I think we, as Gordon has already mentioned in an answer to an
earlier question, can help there by providing the proper reviewing
procedures. Personally, I feel that rather than crowding them
out we will be able to help make a more effective operation. There
is a real risk that the smaller charities may waste money by not
funding the best research. That is a very serious problem. What
we have to do is to be able to work out ways of working with them
so they do not feel threatened, because they have major contributions
to make in addition, but where they are supporting the quality
work that is needed if they are going to really make an impact.
139. Mark Hoban's earlier questions on networks
and clinical trials leads me on to the area that I would like
to explore, the core issue of cancer registration. The GMC's guidance
on confidentiality has caused severe problems for cancer registration,
data collection and the ethical approval of cancer research. Has
that impeded any of your research programmes and, if so, what
can we do about that?
(Professor Sir Paul Nurse) As you know, this is a
major issue. It is concerning our researchers, our epidemiologists.
I am getting lots of lobbying and there are lots of other bodies
who are lobbying about this issue too. I am afraid I am not a
sufficient expert to say specifically myself what is now required.

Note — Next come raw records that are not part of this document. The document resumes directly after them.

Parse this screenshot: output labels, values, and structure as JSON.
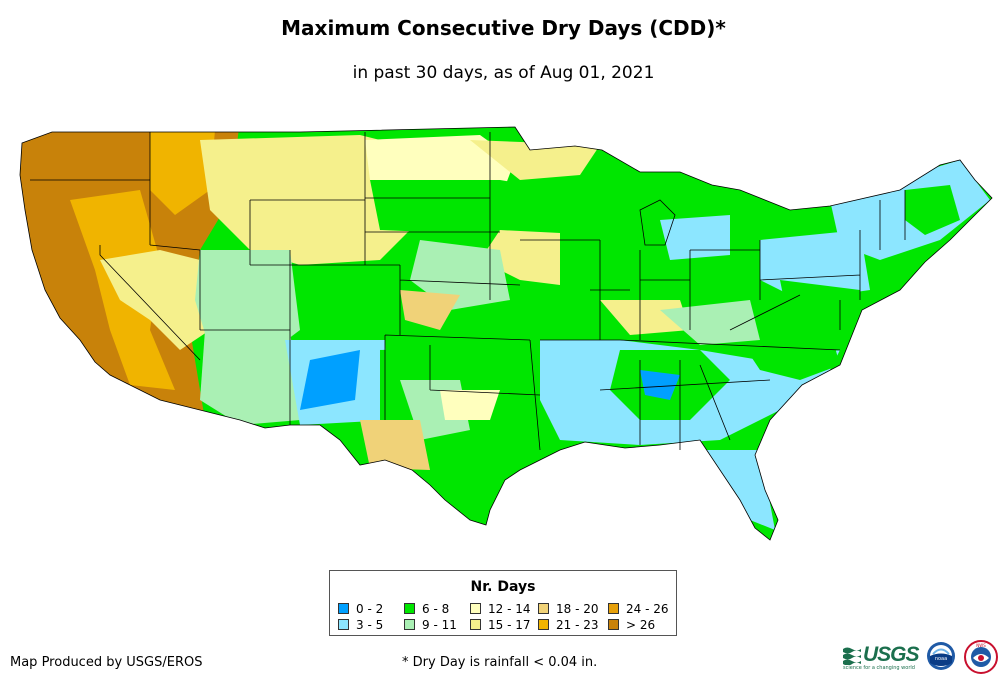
{
  "title": "Maximum Consecutive Dry Days (CDD)*",
  "subtitle": "in past 30 days, as of Aug 01, 2021",
  "legend": {
    "title": "Nr. Days",
    "items": [
      {
        "label": "0 - 2",
        "color": "#00a0ff"
      },
      {
        "label": "3 - 5",
        "color": "#8ce6ff"
      },
      {
        "label": "6 - 8",
        "color": "#00e600"
      },
      {
        "label": "9 - 11",
        "color": "#aaf0b4"
      },
      {
        "label": "12 - 14",
        "color": "#ffffbe"
      },
      {
        "label": "15 - 17",
        "color": "#f5f08c"
      },
      {
        "label": "18 - 20",
        "color": "#f0d278"
      },
      {
        "label": "21 - 23",
        "color": "#f0b400"
      },
      {
        "label": "24 - 26",
        "color": "#e6a00a"
      },
      {
        "label": "> 26",
        "color": "#c8820a"
      }
    ]
  },
  "credit": "Map Produced by USGS/EROS",
  "footnote": "* Dry Day is rainfall < 0.04 in.",
  "logos": {
    "usgs_text": "USGS",
    "usgs_tagline": "science for a changing world",
    "noaa_text": "noaa",
    "nws_text": "NWS"
  }
}
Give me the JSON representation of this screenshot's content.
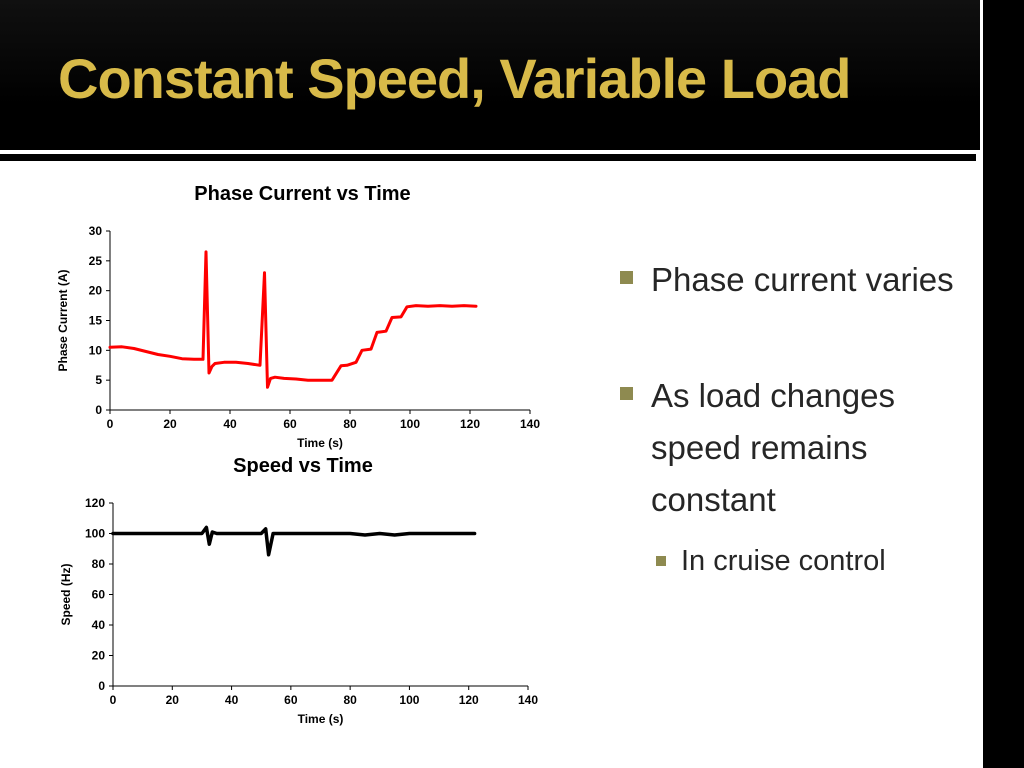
{
  "slide": {
    "title": "Constant Speed, Variable Load",
    "bullets": [
      {
        "text": "Phase current varies"
      },
      {
        "text": "As load changes speed remains constant"
      }
    ],
    "sub_bullet": {
      "text": "In cruise control"
    }
  },
  "colors": {
    "title": "#D8BA49",
    "bullet_marker": "#8E8A50",
    "header_bg": "#000000",
    "phase_line": "#FF0000",
    "speed_line": "#000000"
  },
  "chart_data": [
    {
      "type": "line",
      "title": "Phase Current vs Time",
      "xlabel": "Time (s)",
      "ylabel": "Phase Current (A)",
      "xlim": [
        0,
        140
      ],
      "ylim": [
        0,
        30
      ],
      "xticks": [
        0,
        20,
        40,
        60,
        80,
        100,
        120,
        140
      ],
      "yticks": [
        0,
        5,
        10,
        15,
        20,
        25,
        30
      ],
      "grid": false,
      "legend": false,
      "color": "#FF0000",
      "line_width": 3,
      "series": [
        {
          "name": "Phase Current",
          "x": [
            0,
            4,
            8,
            12,
            16,
            20,
            24,
            28,
            31,
            32,
            33,
            34,
            35,
            38,
            42,
            46,
            50,
            51.5,
            52.5,
            53.5,
            55,
            58,
            62,
            66,
            70,
            74,
            77,
            79,
            82,
            84,
            87,
            89,
            92,
            94,
            97,
            99,
            102,
            106,
            110,
            114,
            118,
            122
          ],
          "y": [
            10.5,
            10.6,
            10.3,
            9.8,
            9.3,
            9.0,
            8.6,
            8.5,
            8.5,
            26.5,
            6.2,
            7.3,
            7.8,
            8.0,
            8.0,
            7.8,
            7.5,
            23.0,
            3.8,
            5.3,
            5.5,
            5.3,
            5.2,
            5.0,
            5.0,
            5.0,
            7.4,
            7.5,
            8.0,
            10.0,
            10.2,
            13.0,
            13.2,
            15.5,
            15.6,
            17.3,
            17.5,
            17.4,
            17.5,
            17.4,
            17.5,
            17.4
          ]
        }
      ]
    },
    {
      "type": "line",
      "title": "Speed vs Time",
      "xlabel": "Time (s)",
      "ylabel": "Speed (Hz)",
      "xlim": [
        0,
        140
      ],
      "ylim": [
        0,
        120
      ],
      "xticks": [
        0,
        20,
        40,
        60,
        80,
        100,
        120,
        140
      ],
      "yticks": [
        0,
        20,
        40,
        60,
        80,
        100,
        120
      ],
      "grid": false,
      "legend": false,
      "color": "#000000",
      "line_width": 3.5,
      "series": [
        {
          "name": "Speed",
          "x": [
            0,
            5,
            10,
            15,
            20,
            25,
            30,
            31.5,
            32.5,
            33.5,
            35,
            40,
            45,
            50,
            51.5,
            52.5,
            54,
            56,
            60,
            65,
            70,
            75,
            80,
            85,
            90,
            95,
            100,
            105,
            110,
            115,
            120,
            122
          ],
          "y": [
            100,
            100,
            100,
            100,
            100,
            100,
            100,
            104,
            93,
            101,
            100,
            100,
            100,
            100,
            103,
            86,
            100,
            100,
            100,
            100,
            100,
            100,
            100,
            99,
            100,
            99,
            100,
            100,
            100,
            100,
            100,
            100
          ]
        }
      ]
    }
  ]
}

What I am aware of is that there is quite a lot of confusion out
there and it is not quite clear what the present situation in
fact is. We have to be very careful about this because we have
opportunities with cancer registries which can be thrown away
by legislation which does not take account of all the needs. I
am answering the question rather vaguely because I am afraid I
am not on top of it but this is an important issue and we must
not get it wrong.
(Professor McVie) Chairman, I do not think the position
has changed one bit really, in fact it has just got worse because
of the GMC's intervention with a completely muddled and-ill-informed,
ill-researched position. I think we are verging on chaos. I still
believe, as I did the last time, that you are correct. I think
you said that the Government should introduce legislation to include
the registration of cancer as a legal requirement. I totally support
that. We will do all we can to help in that area. This is one
of the single biggest threats to the whole business of evaluation
of whether either cancer research works or cancer care works.
It is as simple as that, it could be devastating.